Selenium can be recovered from solar panel waste using Stutzerimonas stutter

https://sj.jst.go.jp/news/202511/n1121-03k.html

A team at Shibaura Institute of Technology and K.F.C. Co., Ltd. have achieved the world’s first successful purification, recovery, and resource recycling of selenium. To achieve this success, the selenate-reducing microorganism Stutzerimonas stutzeri NT-I was used after dissolving rare metals including selenium from waste solar panels.
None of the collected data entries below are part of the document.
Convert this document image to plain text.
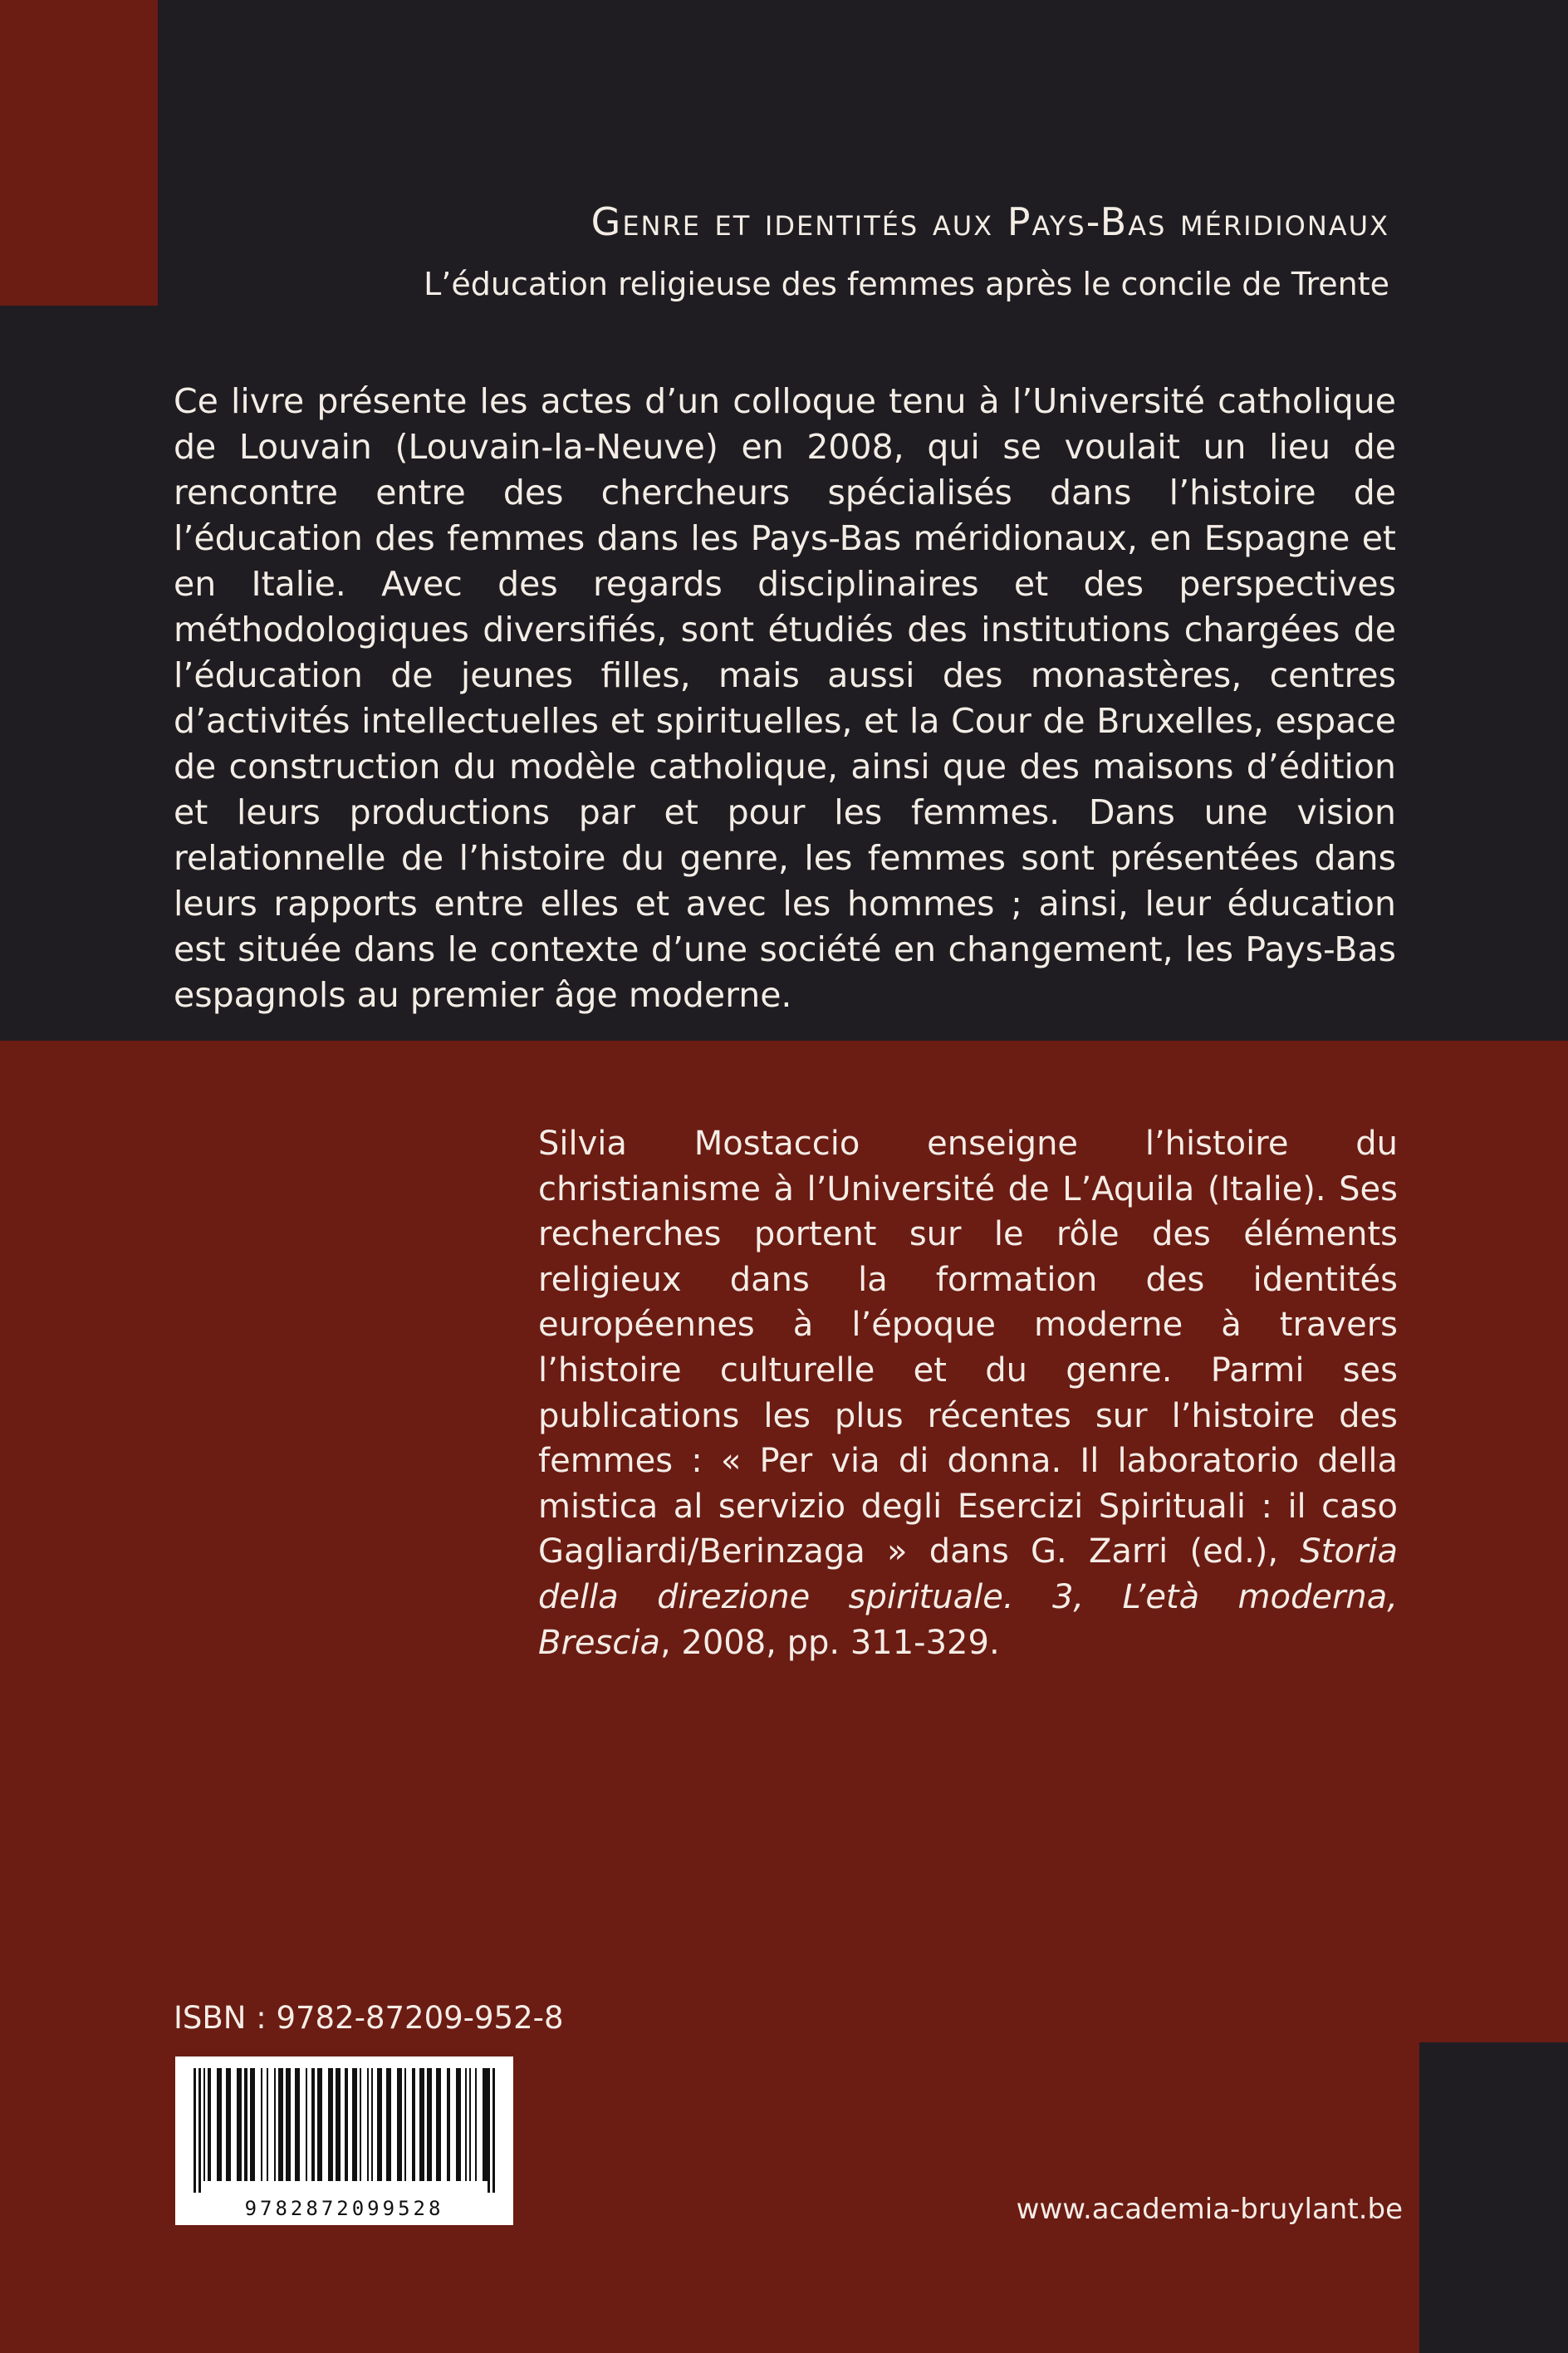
Genre et identités aux Pays-Bas méridionaux

L’éducation religieuse des femmes après le concile de Trente

Ce livre présente les actes d’un colloque tenu à l’Université catholique de Louvain (Louvain-la-Neuve) en 2008, qui se voulait un lieu de rencontre entre des chercheurs spécialisés dans l’histoire de l’éducation des femmes dans les Pays-Bas méridionaux, en Espagne et en Italie. Avec des regards disciplinaires et des perspectives méthodologiques diversifiés, sont étudiés des institutions chargées de l’éducation de jeunes filles, mais aussi des monastères, centres d’activités intellectuelles et spirituelles, et la Cour de Bruxelles, espace de construction du modèle catholique, ainsi que des maisons d’édition et leurs productions par et pour les femmes. Dans une vision relationnelle de l’histoire du genre, les femmes sont présentées dans leurs rapports entre elles et avec les hommes ; ainsi, leur éducation est située dans le contexte d’une société en changement, les Pays-Bas espagnols au premier âge moderne.

Silvia Mostaccio enseigne l’histoire du christianisme à l’Université de L’Aquila (Italie). Ses recherches portent sur le rôle des éléments religieux dans la formation des identités européennes à l’époque moderne à travers l’histoire culturelle et du genre. Parmi ses publications les plus récentes sur l’histoire des femmes : « Per via di donna. Il laboratorio della mistica al servizio degli Esercizi Spirituali : il caso Gagliardi/Berinzaga » dans G. Zarri (ed.), Storia della direzione spirituale. 3, L’età moderna, Brescia, 2008, pp. 311-329.

ISBN : 9782-87209-952-8

9782872099528	www.academia-bruylant.be
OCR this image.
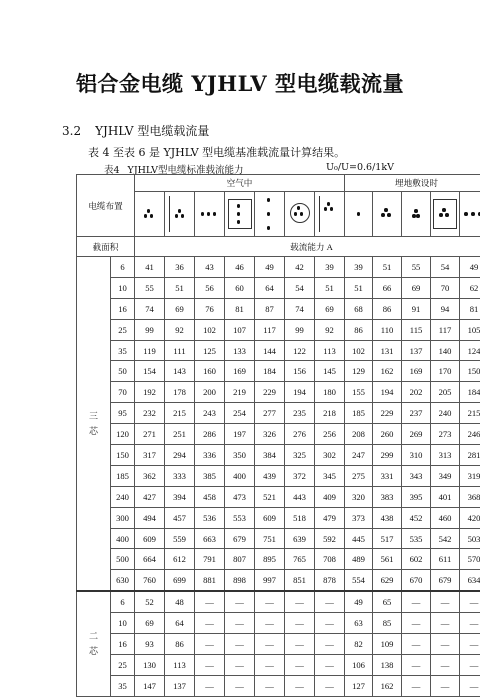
铝合金电缆 YJHLV 型电缆载流量
3.2 YJHLV 型电缆载流量
表 4 至表 6 是 YJHLV 型电缆基准载流量计算结果。
表4 YJHLV型电缆标准载流能力	U₀/U=0.6/1kV
电缆布置		空气中							埋地敷设时				

截面积		载流能力 A											

三
芯	6	41	36	43	46	49	42	39	39	51	55	54	49
	10	55	51	56	60	64	54	51	51	66	69	70	62
	16	74	69	76	81	87	74	69	68	86	91	94	81
	25	99	92	102	107	117	99	92	86	110	115	117	105
	35	119	111	125	133	144	122	113	102	131	137	140	124
	50	154	143	160	169	184	156	145	129	162	169	170	150
	70	192	178	200	219	229	194	180	155	194	202	205	184
	95	232	215	243	254	277	235	218	185	229	237	240	215
	120	271	251	286	197	326	276	256	208	260	269	273	246
	150	317	294	336	350	384	325	302	247	299	310	313	281
	185	362	333	385	400	439	372	345	275	331	343	349	319
	240	427	394	458	473	521	443	409	320	383	395	401	368
	300	494	457	536	553	609	518	479	373	438	452	460	420
	400	609	559	663	679	751	639	592	445	517	535	542	503
	500	664	612	791	807	895	765	708	489	561	602	611	570
	630	760	699	881	898	997	851	878	554	629	670	679	634

二
芯	6	52	48	—	—	—	—	—	49	65	—	—	—
	10	69	64	—	—	—	—	—	63	85	—	—	—
	16	93	86	—	—	—	—	—	82	109	—	—	—
	25	130	113	—	—	—	—	—	106	138	—	—	—
	35	147	137	—	—	—	—	—	127	162	—	—	—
The research group dissolved CIGS (Cu, In, Ga, Se) from CIGS-type waste solar panels, a type of compound solar cell that contains selenium. After neutralization, the research group combined the dissolved CIGS with the selenate-reducing microorganism NT-I in a reaction environment. NT-I reduces selenate to selenite and selenite to elemental selenium, making it insoluble to be transformed into a solid form. Subsequently, it generates dimethyl diselenide from elemental selenium and synthesizes vaporized selenium. In this experiment, selenium solidification and recovery were performed using a bioreactor and centrifuge. NT-I was added to 3 liters of simulated selenium wastewater and continuously stirred at a stirring speed of 250 rpm and 38℃. Selenium recovery was achieved in 12 hours from an initial concentration of 87.8%. The recovered bio-selenium could be refined to 99.99% purity through simple purification, drying, and chemical reduction.

In the future, the researchers plan to scale up from lab scale to bench scale and ultimately to plant level, aiming to realize a recycling-based society.